For myself, I take no regard, until my legs come across and trip.
Perhaps my eyes should've opened more, that way to shield me from the upcoming winds
That way to help me avoid the wrath of the rains, the tremble of earth, the blaze of fire.

Wednesday, February 9, 2011

My most cherished feelings.. my best memory.

I've never had many friends that meant anything to me. None to make me feel moved. None to make me feel pure joy and fulfillment in my heart. Nothing could move me. I was like a robot.
But many years ago, I changed.

I met my best friend. The best person I've ever met, ever known. And the only one I ever loved at all.

Almost everyday, I met him at school. His cheerful, athletic, and funny attitude gave me joy. His optimism, hopeful dreams for the future gave me hope. His lack of memory and irresponsibility made me furious, but yet kept me attached. Everything he ever did was to make me happy. Overtime, his personality, his endless optimism pierced through my rock heart.
If anyone ever gave me something more valuable than anything else, it was HIM. My best times were with him.

No matter what I did or said, he never walked away. I never wanted to let him go. I wanted us to stay this way... forever and ever.

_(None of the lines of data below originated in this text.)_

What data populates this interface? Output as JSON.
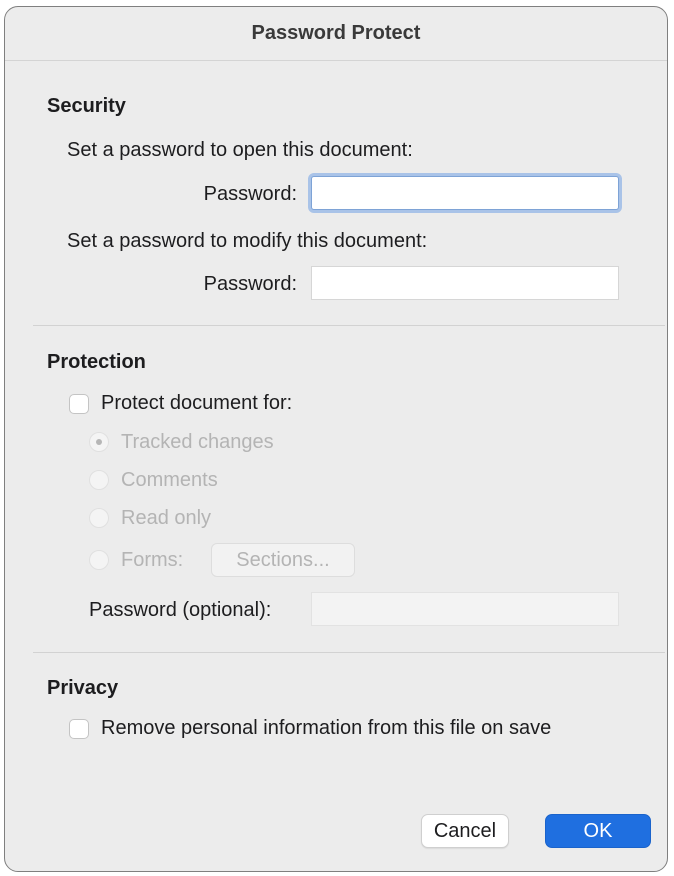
{
  "dialog": {
    "title": "Password Protect"
  },
  "security": {
    "heading": "Security",
    "open_prompt": "Set a password to open this document:",
    "open_password_label": "Password:",
    "open_password_value": "",
    "modify_prompt": "Set a password to modify this document:",
    "modify_password_label": "Password:",
    "modify_password_value": ""
  },
  "protection": {
    "heading": "Protection",
    "protect_checkbox_label": "Protect document for:",
    "protect_checked": false,
    "options": [
      {
        "label": "Tracked changes",
        "selected": true
      },
      {
        "label": "Comments",
        "selected": false
      },
      {
        "label": "Read only",
        "selected": false
      },
      {
        "label": "Forms:",
        "selected": false
      }
    ],
    "sections_button": "Sections...",
    "optional_password_label": "Password (optional):",
    "optional_password_value": ""
  },
  "privacy": {
    "heading": "Privacy",
    "remove_info_label": "Remove personal information from this file on save",
    "remove_info_checked": false
  },
  "buttons": {
    "cancel": "Cancel",
    "ok": "OK"
  },
  "colors": {
    "accent": "#1f6fe0",
    "focus_ring": "#a9c3e8",
    "panel_bg": "#ececec"
  }
}
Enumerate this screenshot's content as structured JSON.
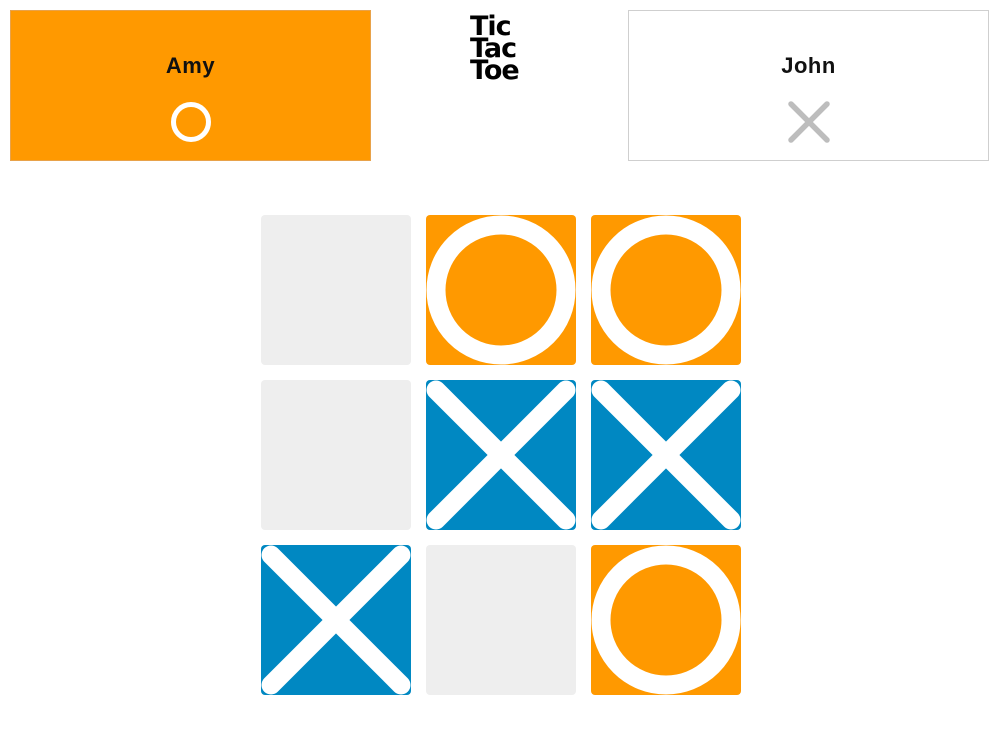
{
  "colors": {
    "o_player": "#ff9900",
    "x_player": "#0088c2",
    "empty_cell": "#eeeeee",
    "mark_stroke": "#ffffff",
    "inactive_mark": "#bdbdbd",
    "inactive_card_bg": "#ffffff"
  },
  "logo": {
    "line1": "Tic",
    "line2": "Tac",
    "line3": "Toe"
  },
  "players": {
    "left": {
      "name": "Amy",
      "mark": "o-icon",
      "active": true
    },
    "right": {
      "name": "John",
      "mark": "x-icon",
      "active": false
    }
  },
  "board": {
    "cells": [
      "",
      "O",
      "O",
      "",
      "X",
      "X",
      "X",
      "",
      "O"
    ]
  }
}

But the tides changed the day he said he would be leaving after the spring semester. Disappointment, and shock and sadness nearly broke me down. Perhaps my feelings weren't pure enough, but that did not mean I never fell for him.

I tried to hang out with him again after finding out where he was working and that he was dating my teacher. But he went away again, and I lost him... again. Then, he left for a new life. My only request was to see him one last time before he set off, and he never fulfilled that wish. I let him walk away without asking for a souvenir. The years went by, I believed we wouldn't ever meet again... until I walked into him and his wife.

Before starting high school, I ran into him again. I never believed it would happen at any time, but it did. This time, I couldn't sense anything around him. And that was when I knew my love for him was over, my happiest time was past. And the future was reality. And though we bumped randomly again and again and again, I could only think of him as a friend.

No one has ever been as close to my heart as he had, and I believe no one ever will. Even if he has been dethroned, his place in my heart will be most special.

To the friend who will never see this.